How Family Networks Drive Residential Location Choices: Evidence from a stated preference field experiment in Bogotá, Colombia

Aiga Stokenberga - Stanford University



Full article available here


Rosa lives in the Patio Bonito settlement on the southwestern periphery of Bogota. Each day she travels over an hour each way to reach her workplace in a well-off family’s home near the Central Business District. There are reasons to stay in the neighborhood, however. One of the main among many: she rarely feels like she is on her own here in this community of neighbors and extended family with whom she moved here many years ago when Patio Bonito was just beginning to form.
Figure 1. Largely informal housing in the Kennedy locality (Source: Aiga Stokenberga)

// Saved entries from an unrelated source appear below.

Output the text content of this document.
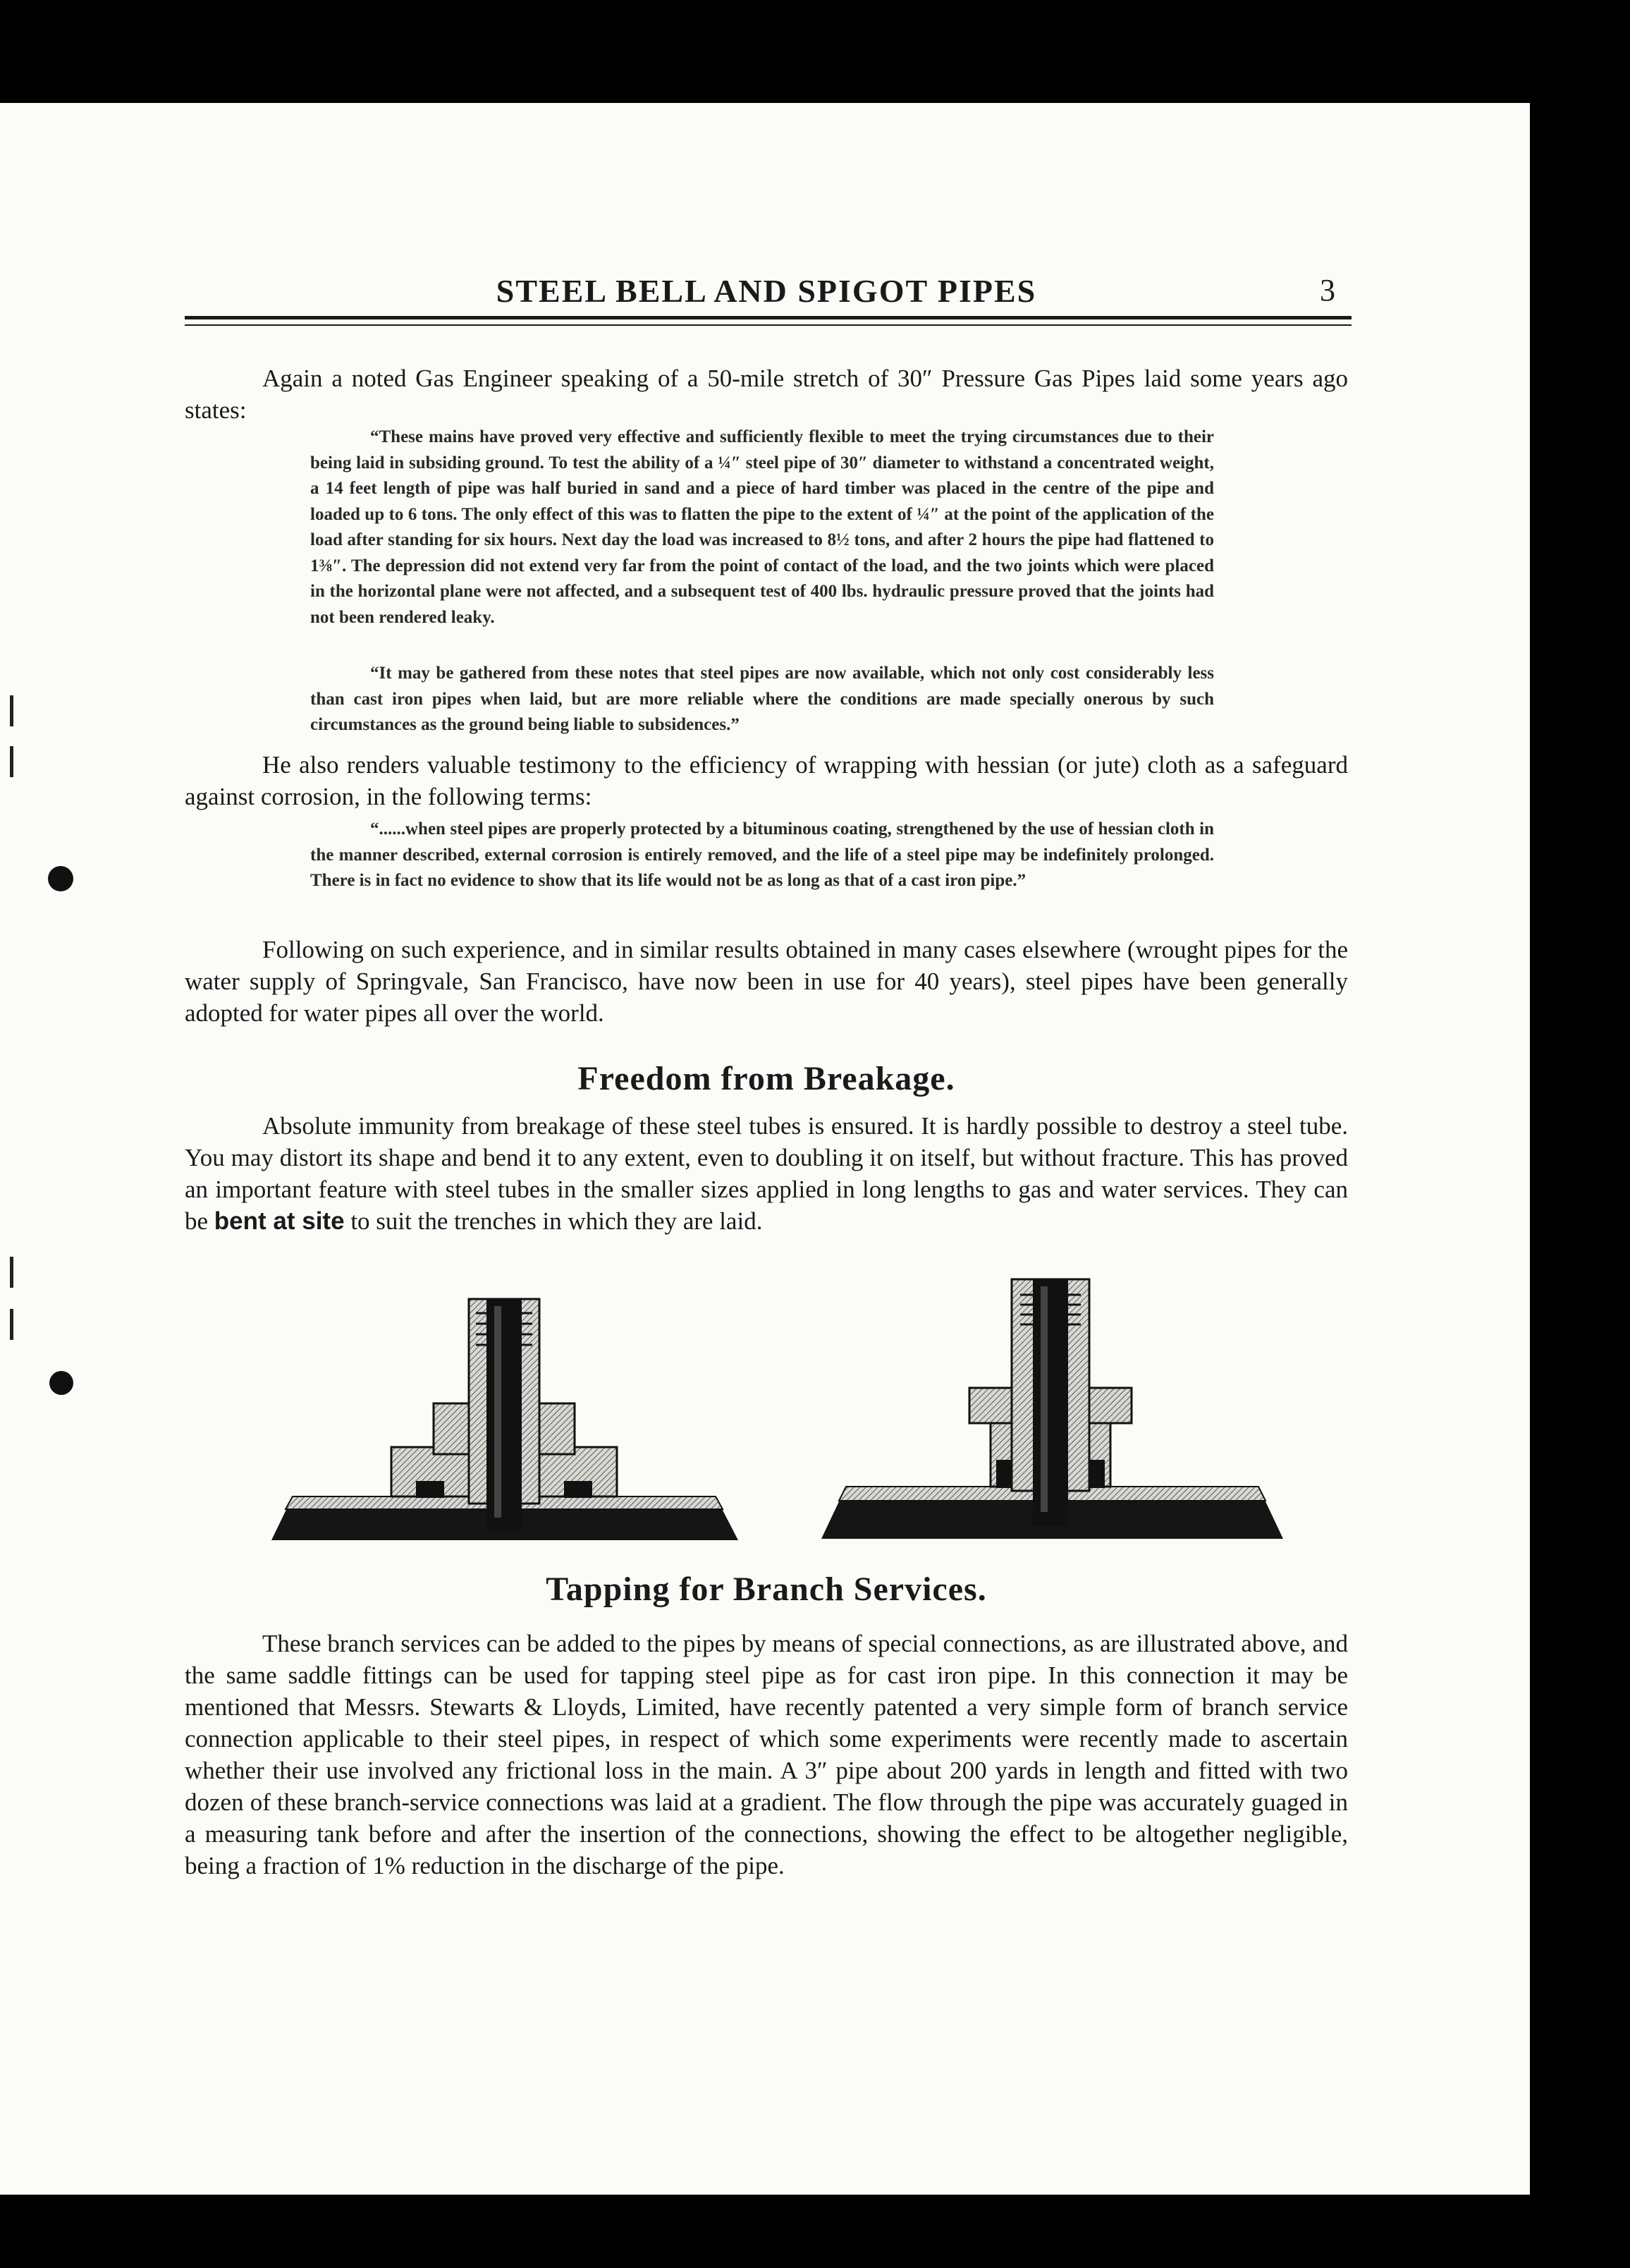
STEEL BELL AND SPIGOT PIPES	3

Again a noted Gas Engineer speaking of a 50-mile stretch of 30″ Pressure Gas Pipes laid some years ago states:

“These mains have proved very effective and sufficiently flexible to meet the trying circumstances due to their being laid in subsiding ground. To test the ability of a ¼″ steel pipe of 30″ diameter to withstand a concentrated weight, a 14 feet length of pipe was half buried in sand and a piece of hard timber was placed in the centre of the pipe and loaded up to 6 tons. The only effect of this was to flatten the pipe to the extent of ¼″ at the point of the application of the load after standing for six hours. Next day the load was increased to 8½ tons, and after 2 hours the pipe had flattened to 1⅜″. The depression did not extend very far from the point of contact of the load, and the two joints which were placed in the horizontal plane were not affected, and a subsequent test of 400 lbs. hydraulic pressure proved that the joints had not been rendered leaky.

“It may be gathered from these notes that steel pipes are now available, which not only cost considerably less than cast iron pipes when laid, but are more reliable where the conditions are made specially onerous by such circumstances as the ground being liable to subsidences.”

He also renders valuable testimony to the efficiency of wrapping with hessian (or jute) cloth as a safeguard against corrosion, in the following terms:

“......when steel pipes are properly protected by a bituminous coating, strengthened by the use of hessian cloth in the manner described, external corrosion is entirely removed, and the life of a steel pipe may be indefinitely prolonged. There is in fact no evidence to show that its life would not be as long as that of a cast iron pipe.”

Following on such experience, and in similar results obtained in many cases elsewhere (wrought pipes for the water supply of Springvale, San Francisco, have now been in use for 40 years), steel pipes have been generally adopted for water pipes all over the world.

Freedom from Breakage.

Absolute immunity from breakage of these steel tubes is ensured. It is hardly possible to destroy a steel tube. You may distort its shape and bend it to any extent, even to doubling it on itself, but without fracture. This has proved an important feature with steel tubes in the smaller sizes applied in long lengths to gas and water services. They can be bent at site to suit the trenches in which they are laid.

Tapping for Branch Services.

These branch services can be added to the pipes by means of special connections, as are illustrated above, and the same saddle fittings can be used for tapping steel pipe as for cast iron pipe. In this connection it may be mentioned that Messrs. Stewarts & Lloyds, Limited, have recently patented a very simple form of branch service connection applicable to their steel pipes, in respect of which some experiments were recently made to ascertain whether their use involved any frictional loss in the main. A 3″ pipe about 200 yards in length and fitted with two dozen of these branch-service connections was laid at a gradient. The flow through the pipe was accurately guaged in a measuring tank before and after the insertion of the connections, showing the effect to be altogether negligible, being a fraction of 1% reduction in the discharge of the pipe.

For households with low or unreliable incomes, informal networks of social relationships can help increase day-to-day wellbeing and make it easier to cope with crises. Partly for this reason, networks have been found to influence the decisions of households to migrate from rural areas to cities and to continue to drive their subsequent intra-urban mobility.
 
Taking into account the roles and the spatial distribution of relational networks can improve our understanding of housing consumption decisions and inform urban policies. As I found out through early interviews with Bogota’s public officials in charge of housing policies, the importance of personal support networks for the quality of life of low-income households is a major influence and constraint on their willingness to relocate and can therefore also affect the rate of uptake and long-term economic sustainability of public housing projects.
 
To understand what are the trade-offs that low-income households in Bogota are willing to make between living near their extended family networks and improving their residential environment along other dimensions, I implemented an original choice experiment and a survey in two of Bogota’s low-to-medium income localities, Bosa and Kennedy, an area where the majority of residents rely on informal or unstable incomes and where dense informal residential settlements surround one of the first formally planned affordable housing communities.
 
The choice experiment showed that the surveyed individuals prioritize proximity to their extended family more than accessibility to the Central Business District. As might be expected, those who have relied on help from extended family members in a personal or economic crisis situation have a stronger preference for living near extended family compared to those who have not, as do those who are able to rely on extended family ties for various resources.
 
New urban realities, such as the urbanization of poverty in developing countries, call for residential location choice explanations that are not restricted to physical housing quality and transport costs to the workplace but also take into account factors related to the decision-makers’ social preferences and dependencies. By combining quantitative location choice modeling and social network analysis, my research places an important economic decision – that of housing consumption – in a social context and expands the notion of ‘economic rationality’ by more thoroughly characterizing the livelihood strategies of the poor.
 
The empirical evidence on the high value placed on proximity to family networks can help inform a number of urban policy decisions, for example, the choice between in-situ slum upgrading and large-scale population resettlement and the design and spatial location of formal affordable housing to ensure that they are able to accommodate ‘extended households’ or at least provide good connectivity to those parts of town where most of their new residents are likely to relocate from.